April 17, 2013
While attending her granddaughter’s wedding in 2012, Mrs. Fehr, 87, experienced a stroke that resulted in a seven-week hospital stay. With a strong desire that she be able to return home upon discharge, team members from London Health Science Centre LHSC) and the South West Community Care Access Centre (SW CCAC) worked together early in Mrs. Fehr’s hospital stay to develop a discharge plan that would enable her to return to her apartment that she shares with her daughter.
Thanks to Home First – a collaborative program of the SW CCAC and LHSC, together with the South West Local Health Integration Network (South West LHIN) and other hospital and community partners, many hospitalized seniors and adults with complex needs can return home rather than being discharged to long-term care (LTC).

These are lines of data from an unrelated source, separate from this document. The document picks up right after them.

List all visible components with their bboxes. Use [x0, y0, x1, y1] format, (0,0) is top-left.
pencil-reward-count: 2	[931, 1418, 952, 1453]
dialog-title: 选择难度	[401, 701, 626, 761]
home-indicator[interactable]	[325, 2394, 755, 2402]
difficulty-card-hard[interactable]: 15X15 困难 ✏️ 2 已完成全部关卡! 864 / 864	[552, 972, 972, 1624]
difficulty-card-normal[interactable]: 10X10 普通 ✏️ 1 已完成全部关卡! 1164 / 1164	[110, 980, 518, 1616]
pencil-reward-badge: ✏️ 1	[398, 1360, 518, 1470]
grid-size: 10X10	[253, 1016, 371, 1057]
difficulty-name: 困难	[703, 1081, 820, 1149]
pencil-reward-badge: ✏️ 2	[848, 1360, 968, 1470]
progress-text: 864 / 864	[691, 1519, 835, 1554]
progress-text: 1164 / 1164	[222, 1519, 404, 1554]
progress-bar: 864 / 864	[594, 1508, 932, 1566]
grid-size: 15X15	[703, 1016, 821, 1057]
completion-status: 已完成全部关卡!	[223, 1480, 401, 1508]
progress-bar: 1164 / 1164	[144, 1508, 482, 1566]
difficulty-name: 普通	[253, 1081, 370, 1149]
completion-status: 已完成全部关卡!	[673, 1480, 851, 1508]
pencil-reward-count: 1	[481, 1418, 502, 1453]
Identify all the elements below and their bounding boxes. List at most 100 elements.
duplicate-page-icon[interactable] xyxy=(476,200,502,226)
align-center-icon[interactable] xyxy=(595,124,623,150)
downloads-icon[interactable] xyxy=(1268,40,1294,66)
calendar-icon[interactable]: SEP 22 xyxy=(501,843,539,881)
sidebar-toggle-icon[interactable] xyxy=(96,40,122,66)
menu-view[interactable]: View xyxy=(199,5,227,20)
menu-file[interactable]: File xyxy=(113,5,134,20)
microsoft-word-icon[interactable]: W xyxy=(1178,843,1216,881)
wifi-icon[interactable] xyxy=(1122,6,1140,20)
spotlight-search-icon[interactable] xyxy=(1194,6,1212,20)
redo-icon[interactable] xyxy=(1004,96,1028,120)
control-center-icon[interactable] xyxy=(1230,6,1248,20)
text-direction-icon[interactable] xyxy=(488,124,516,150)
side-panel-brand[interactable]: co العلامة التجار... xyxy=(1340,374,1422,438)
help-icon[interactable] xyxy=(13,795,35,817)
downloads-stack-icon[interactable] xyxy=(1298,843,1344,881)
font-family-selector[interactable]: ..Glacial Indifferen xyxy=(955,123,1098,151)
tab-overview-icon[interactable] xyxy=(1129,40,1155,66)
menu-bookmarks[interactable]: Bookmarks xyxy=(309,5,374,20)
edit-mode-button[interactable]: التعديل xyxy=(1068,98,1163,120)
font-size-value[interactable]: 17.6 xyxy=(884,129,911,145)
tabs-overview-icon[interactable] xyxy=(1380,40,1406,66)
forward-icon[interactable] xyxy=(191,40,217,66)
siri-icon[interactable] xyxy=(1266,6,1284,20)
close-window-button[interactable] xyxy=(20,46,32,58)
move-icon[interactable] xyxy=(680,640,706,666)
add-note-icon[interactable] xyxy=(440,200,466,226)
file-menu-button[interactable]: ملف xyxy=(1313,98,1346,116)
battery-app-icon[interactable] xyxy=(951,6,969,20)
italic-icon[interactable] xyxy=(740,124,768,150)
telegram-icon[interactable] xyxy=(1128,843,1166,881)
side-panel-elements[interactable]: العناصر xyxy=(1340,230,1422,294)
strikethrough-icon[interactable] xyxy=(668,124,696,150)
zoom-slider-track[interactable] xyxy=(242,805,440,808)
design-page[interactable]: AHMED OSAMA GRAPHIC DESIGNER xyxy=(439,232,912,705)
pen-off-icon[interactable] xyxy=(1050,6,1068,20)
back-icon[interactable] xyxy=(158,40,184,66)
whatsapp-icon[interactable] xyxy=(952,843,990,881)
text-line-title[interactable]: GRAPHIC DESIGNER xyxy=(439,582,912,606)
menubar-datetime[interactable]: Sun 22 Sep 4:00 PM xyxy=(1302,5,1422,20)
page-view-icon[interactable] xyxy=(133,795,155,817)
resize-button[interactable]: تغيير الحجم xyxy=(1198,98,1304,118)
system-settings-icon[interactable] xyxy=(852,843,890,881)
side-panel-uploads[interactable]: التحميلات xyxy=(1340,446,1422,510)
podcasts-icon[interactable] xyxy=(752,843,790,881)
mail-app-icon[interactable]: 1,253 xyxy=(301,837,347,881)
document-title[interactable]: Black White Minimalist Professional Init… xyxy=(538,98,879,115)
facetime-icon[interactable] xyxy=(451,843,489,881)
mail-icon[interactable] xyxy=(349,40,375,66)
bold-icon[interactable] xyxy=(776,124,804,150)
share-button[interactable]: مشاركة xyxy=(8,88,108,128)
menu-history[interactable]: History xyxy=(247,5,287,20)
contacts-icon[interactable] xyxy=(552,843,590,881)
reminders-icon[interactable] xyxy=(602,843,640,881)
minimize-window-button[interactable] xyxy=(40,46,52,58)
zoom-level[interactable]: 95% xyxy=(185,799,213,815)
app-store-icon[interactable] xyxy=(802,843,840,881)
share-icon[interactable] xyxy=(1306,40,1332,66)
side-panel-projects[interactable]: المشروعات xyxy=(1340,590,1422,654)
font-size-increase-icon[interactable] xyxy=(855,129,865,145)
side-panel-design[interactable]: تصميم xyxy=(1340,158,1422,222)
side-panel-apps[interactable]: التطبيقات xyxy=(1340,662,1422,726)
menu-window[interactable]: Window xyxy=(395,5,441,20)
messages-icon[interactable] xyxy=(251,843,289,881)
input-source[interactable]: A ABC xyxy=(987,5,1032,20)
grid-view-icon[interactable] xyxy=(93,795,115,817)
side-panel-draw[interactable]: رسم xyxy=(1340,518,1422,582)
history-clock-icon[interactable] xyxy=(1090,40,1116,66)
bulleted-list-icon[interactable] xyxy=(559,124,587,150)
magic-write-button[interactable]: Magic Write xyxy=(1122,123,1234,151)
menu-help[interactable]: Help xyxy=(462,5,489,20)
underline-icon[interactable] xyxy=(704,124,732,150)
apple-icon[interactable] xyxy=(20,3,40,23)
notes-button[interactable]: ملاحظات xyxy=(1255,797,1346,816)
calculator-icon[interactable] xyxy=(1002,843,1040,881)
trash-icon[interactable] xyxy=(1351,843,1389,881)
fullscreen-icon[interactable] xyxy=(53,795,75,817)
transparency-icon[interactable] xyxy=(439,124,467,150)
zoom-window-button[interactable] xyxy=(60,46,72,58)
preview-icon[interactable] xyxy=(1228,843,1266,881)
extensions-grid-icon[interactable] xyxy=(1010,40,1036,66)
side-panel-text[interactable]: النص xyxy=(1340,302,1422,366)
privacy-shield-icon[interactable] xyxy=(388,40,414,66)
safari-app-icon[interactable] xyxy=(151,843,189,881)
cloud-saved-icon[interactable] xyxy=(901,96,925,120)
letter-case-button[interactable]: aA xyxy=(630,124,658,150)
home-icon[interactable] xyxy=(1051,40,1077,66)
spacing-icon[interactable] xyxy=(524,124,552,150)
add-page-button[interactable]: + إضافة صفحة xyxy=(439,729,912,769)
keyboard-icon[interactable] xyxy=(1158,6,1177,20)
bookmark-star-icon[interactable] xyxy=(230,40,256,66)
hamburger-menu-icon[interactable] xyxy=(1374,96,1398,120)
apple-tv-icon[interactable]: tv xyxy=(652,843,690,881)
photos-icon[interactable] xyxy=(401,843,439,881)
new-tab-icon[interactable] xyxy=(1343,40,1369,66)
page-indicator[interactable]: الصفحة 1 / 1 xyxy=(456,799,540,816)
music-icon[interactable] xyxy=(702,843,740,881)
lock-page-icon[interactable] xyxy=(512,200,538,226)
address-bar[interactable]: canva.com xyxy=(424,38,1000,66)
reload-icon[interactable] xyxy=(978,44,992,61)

Initially Mrs. Fehr had planned to move to long-term care but both she and her daughter wanted to be certain that long-term care was the right choice for her once she had had an opportunity to recuperate at home. Since returning home, Mrs. Fehr and her daughter have decided to delay her application to long-term care and will remain at home until she decides the time is right for her.
Home First is a province-wide priority established by the LHINs to bring system partners together. Home First promotes a cultural shift towards proactive discharge planning with home as the primary discharge destination. Working together, patients, family members, physicians, hospital staff and the CCAC care coordinator can develop a care plan that best suits the patient’s needs in the home, and in many cases, prevent the need for transition to long term care.
Had Mrs. Fehr experienced her stroke one year earlier, she would have gone directly from hospital to long-term care, but today, because of Home First, she is able to remain in her home until she decides it is time to move.